By Keith Mansur
Oregon Cannabis Connection
Maine’s Governor wants to end the medical marijuana program. Governor Paul LePage, the demonstrative leader of America’s northern most state, seems to think the new recreational market approved by voters November 8th can provide patients what they need. “We’ve got to get rid of medical marijuana”, LePage said on WGAN radio Thursday, December 15th.
“If you’ve got recreational marijuana, it’s over the counter,” he said further. “Why do we need medical marijuana?”
There was a lot of consternation within the Maine medical marijuana movement from patients and advocates opposing the initiative, citing the risk to medical marijuana. They believed the system would put the medical home growers at risk, which is allowed under the current laws. A patient can grow six plants at home with few restrictions under a referendum approved by voters in 2009.
Paul McCarrier is president of Legalize Maine, the group responsible for the initiative that passed. This scenario was not what he or others in the Maine cannabis movement wanted to happen. He told Bangor Daily News, “The intent was to have dual programs running side by side.”
“To get rid of it wholesale could really harm not only hundreds of Maine businesses, but thousands of Maine patients with severe conditions,” McCarrier added.
Roxie Figaratto, President of Cannabis Action Maine People (CAMP) and owner of Greener Pastures Holisticare in Portland knew this would happen. Leading up to the election she warned that medical marijuana was in jeopardy and was opposed to the legalization measure that passed.
“This is our greatest fear and prediction come to fruition before the new law is even implemented,” Figaratto explained to Oregon Cannabis Connection. “The demise of the Maine Medical Marijuana Program is on an even faster trajectory than what we’ve seen in other States, where the medical marijuana programs have been more slowly and methodically eroded through onerous new regulations and legislative hijinks.”
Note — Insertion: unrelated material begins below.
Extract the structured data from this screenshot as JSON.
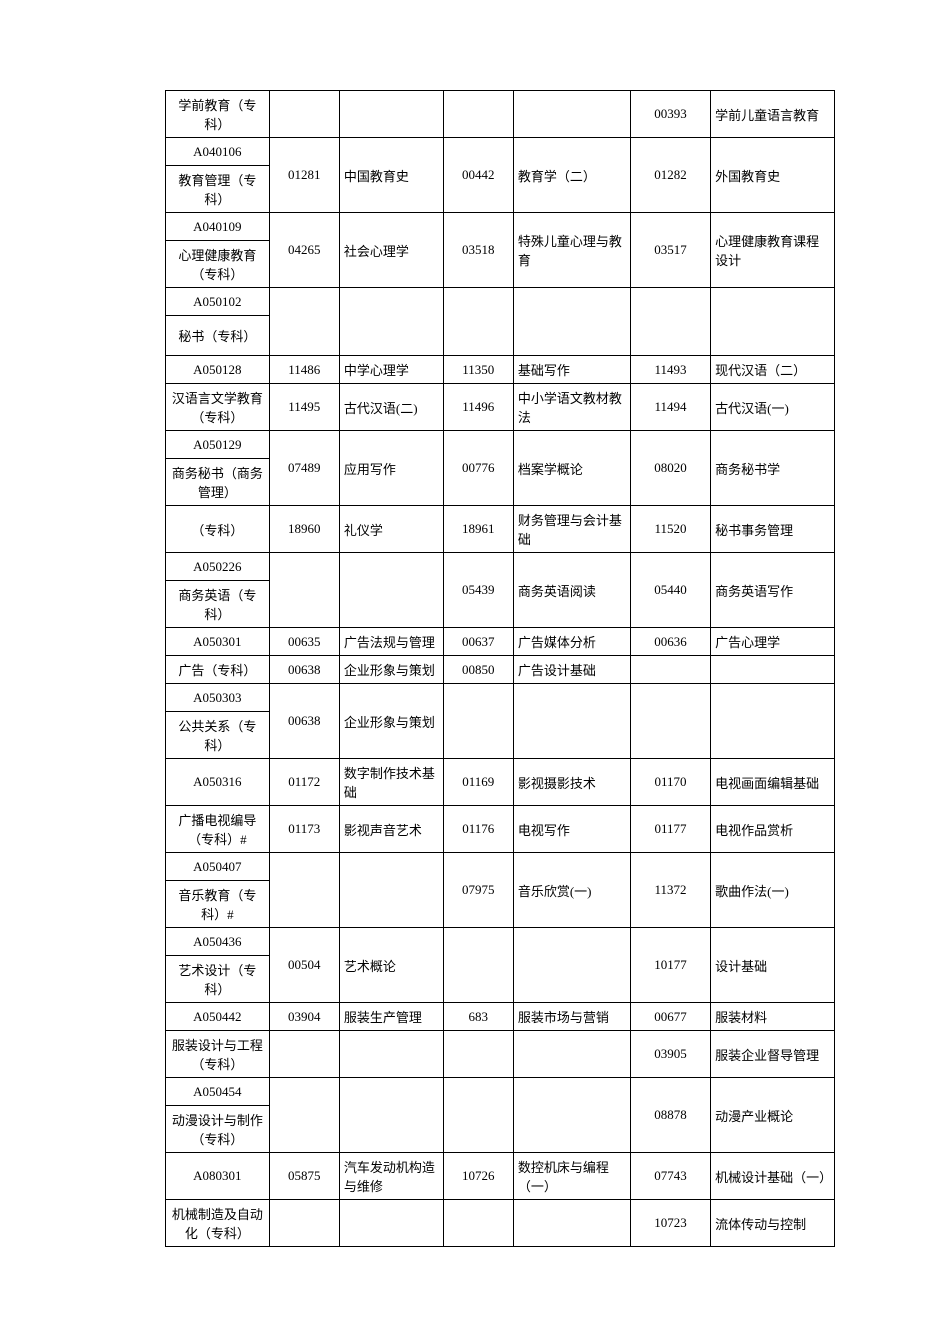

Figaratto’s medical marijuana center helps patients exclusively. She knows they have very specialized needs and have specific conditions that require specific strains, cannabinoids, and delivery methods. She understands that the recreational market will not serve most patients properly due to the specific needs they may have.
“In our practice, 90% of our cannabis patients would not seek assistance in a recreational market,” she explained further. “Many need specialized care, advice and guidance to use cannabis medicinally so they can treat the medical symptoms and conditions for which their physicians have recommended cannabis therapy. The level of care they require will not be found at the retail counter in the corner cannabis shop.”
There is currently a recount due to the roughly 4,000 vote victory in November. Once the recount is complete and the Secretary of State has certified the results, Governor LePage will then have to sign the initiative into law and it will become effective 30 days later. After that, anyone – including children – will be able to grow up to six plants and possess up to 2.5 ounces.